Post date: Apr 21, 2014 4:4:42 PM
In partnership with the Appalachian Studies Center of UNG, the library is pleased to display last year’s communograph which is a large fabric display detailing a map of Lumpkin County, with photos of seeds, plants, and community members transferred onto large pieces of fabric. It will be displayed at the Lumpkin County Library beginning May 15. This year’s communograph will be displayed beginning May 22. Both will remain on display at the library through June 12. As a celebration of the heirloom seed project, volunteers from the Appalachian Studies Center will be presenting a FREE program at the Lumpkin County Library on Thursday, May 29, from 5:30 – 6:30. The program will present an opportunity for the community to learn more about the preservation and sustainability of heirloom seeds, as well as learn about the connection that Lumpkin County residents have had in celebrating their Appalachian heritage.

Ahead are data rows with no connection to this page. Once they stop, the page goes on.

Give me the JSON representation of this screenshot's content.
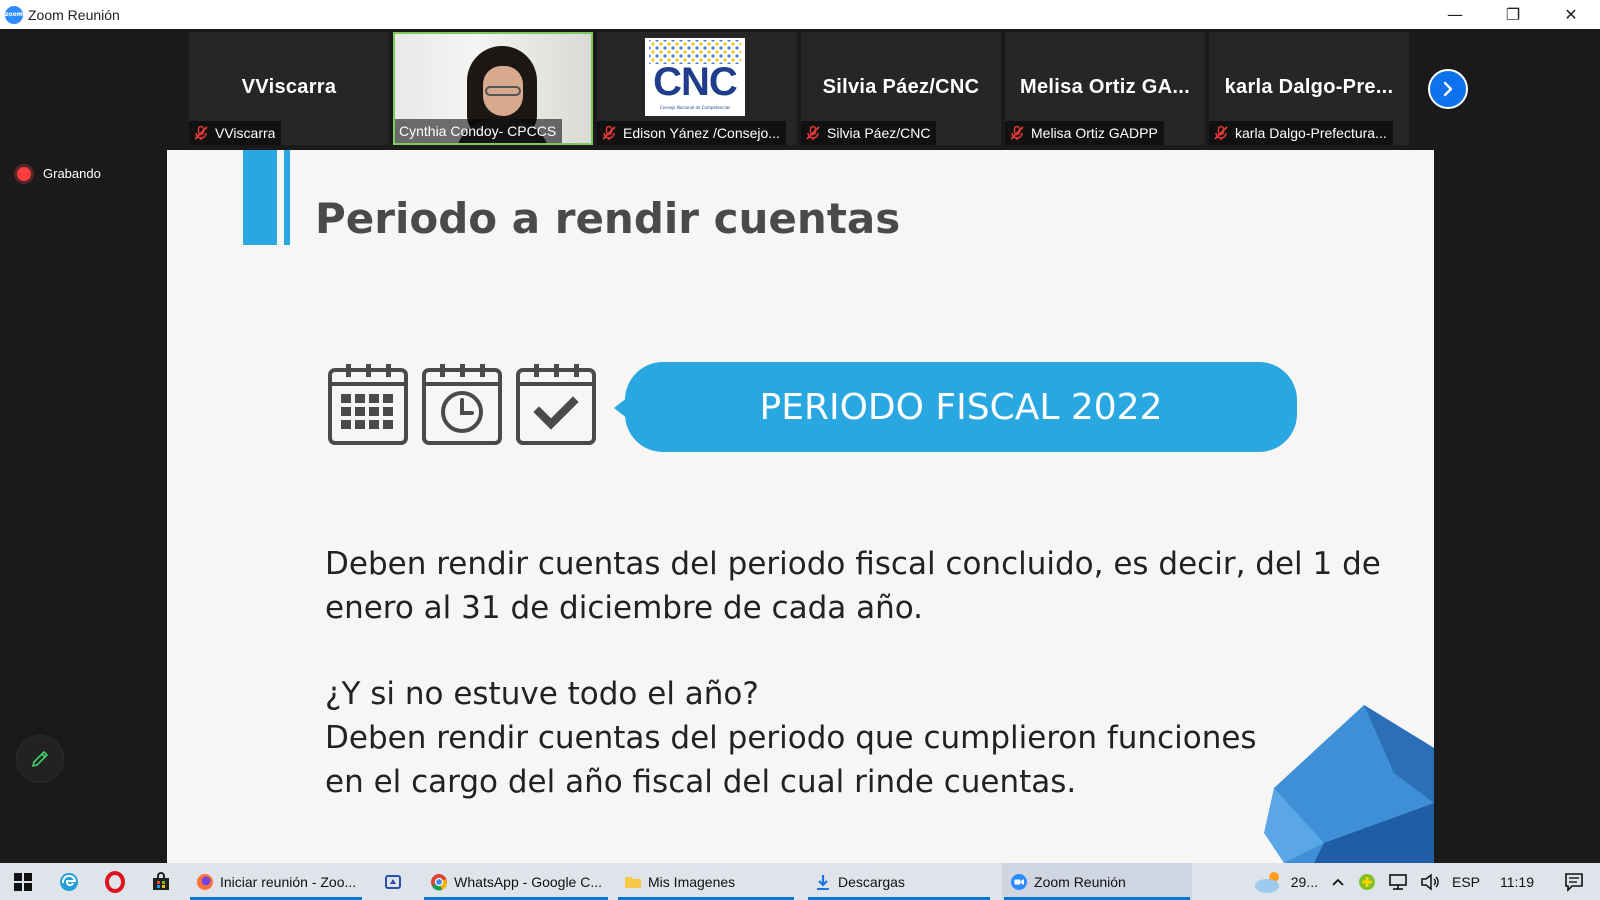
{
  "window": {
    "title": "Zoom Reunión",
    "minimize": "—",
    "maximize": "❐",
    "close": "✕"
  },
  "participants": [
    {
      "display": "VViscarra",
      "label": "VViscarra",
      "muted": true,
      "video": "none"
    },
    {
      "display": "",
      "label": "Cynthia Condoy- CPCCS",
      "muted": false,
      "video": "camera",
      "active": true
    },
    {
      "display": "",
      "label": "Edison Yánez /Consejo...",
      "muted": true,
      "video": "logo",
      "logo_text": "CNC",
      "logo_sub": "Consejo Nacional de Competencias"
    },
    {
      "display": "Silvia Páez/CNC",
      "label": "Silvia Páez/CNC",
      "muted": true,
      "video": "none"
    },
    {
      "display": "Melisa  Ortiz  GA...",
      "label": "Melisa Ortiz GADPP",
      "muted": true,
      "video": "none"
    },
    {
      "display": "karla  Dalgo-Pre...",
      "label": "karla Dalgo-Prefectura...",
      "muted": true,
      "video": "none"
    }
  ],
  "recording": {
    "label": "Grabando"
  },
  "slide": {
    "title": "Periodo a rendir cuentas",
    "badge": "PERIODO FISCAL 2022",
    "paragraph1_line1": "Deben rendir cuentas del periodo fiscal concluido, es decir, del 1 de",
    "paragraph1_line2": "enero al 31 de diciembre de cada año.",
    "question": "¿Y si no estuve todo el año?",
    "answer_line1": "Deben rendir cuentas del periodo que cumplieron funciones",
    "answer_line2": "en el cargo del año fiscal del cual rinde cuentas."
  },
  "taskbar": {
    "apps": [
      {
        "label": "Iniciar reunión - Zoo...",
        "icon": "firefox-icon",
        "open": true
      },
      {
        "label": "",
        "icon": "app-icon",
        "open": false
      },
      {
        "label": "WhatsApp - Google C...",
        "icon": "chrome-icon",
        "open": true
      },
      {
        "label": "Mis Imagenes",
        "icon": "folder-icon",
        "open": true
      },
      {
        "label": "Descargas",
        "icon": "download-folder-icon",
        "open": true
      },
      {
        "label": "Zoom Reunión",
        "icon": "zoom-icon",
        "open": true,
        "focused": true
      }
    ],
    "weather": "29...",
    "language": "ESP",
    "time": "11:19"
  },
  "colors": {
    "accent": "#29a7e1",
    "zoom_blue": "#0e72ed",
    "active_border": "#7dc95e",
    "recording": "#ff3b3b"
  }
}
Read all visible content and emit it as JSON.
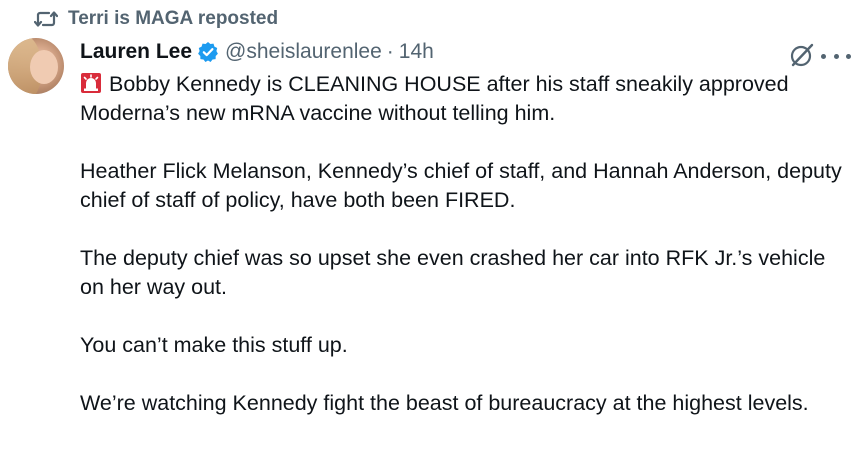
{
  "repost": {
    "label": "Terri is MAGA reposted",
    "icon": "repost-icon"
  },
  "author": {
    "name": "Lauren Lee",
    "verified": true,
    "handle": "@sheislaurenlee",
    "separator": "·",
    "time": "14h"
  },
  "actions": {
    "grok_icon": "grok-icon",
    "more_icon": "more-icon"
  },
  "tweet": {
    "emoji": "siren-icon",
    "paragraphs": [
      "Bobby Kennedy is CLEANING HOUSE after his staff sneakily approved Moderna’s new mRNA vaccine without telling him.",
      "Heather Flick Melanson, Kennedy’s chief of staff, and Hannah Anderson, deputy chief of staff of policy, have both been FIRED.",
      "The deputy chief was so upset she even crashed her car into RFK Jr.’s vehicle on her way out.",
      "You can’t make this stuff up.",
      "We’re watching Kennedy fight the beast of bureaucracy at the highest levels."
    ]
  },
  "colors": {
    "text": "#0f1419",
    "secondary": "#536471",
    "verified_blue": "#1d9bf0",
    "siren_red": "#e0245e"
  }
}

Many of us have a family treasure that has been passed down from generation to generation. Perhaps you cherish a family Bible that used to belong to your great-great-grandmother or an old music box that played when your grandfather was a young child. Did you know that some families pass down seeds? Heirloom seeds are those that have been passed down from one generation to another. Most heirloom seeds have been carefully grown and saved because they possess some quality, such as taste, hardiness, or productivity that has set them apart. Some heirloom seeds have been harvested and saved for 100 years or more. Students at the University of North Georgia have collected heirloom seeds from Dahlonega and the surrounding communities. Not only have they collected the seeds, but they have gathered the stories behind them from gardeners and families throughout Lumpkin County.
Through their project, “Heirloom Seed Keepers & their Stories: Growing community and sustainability through arts-based research,” the students and faculty through the Appalachian Studies Center at UNG hope to preserve Appalachian culture and heritage in the community.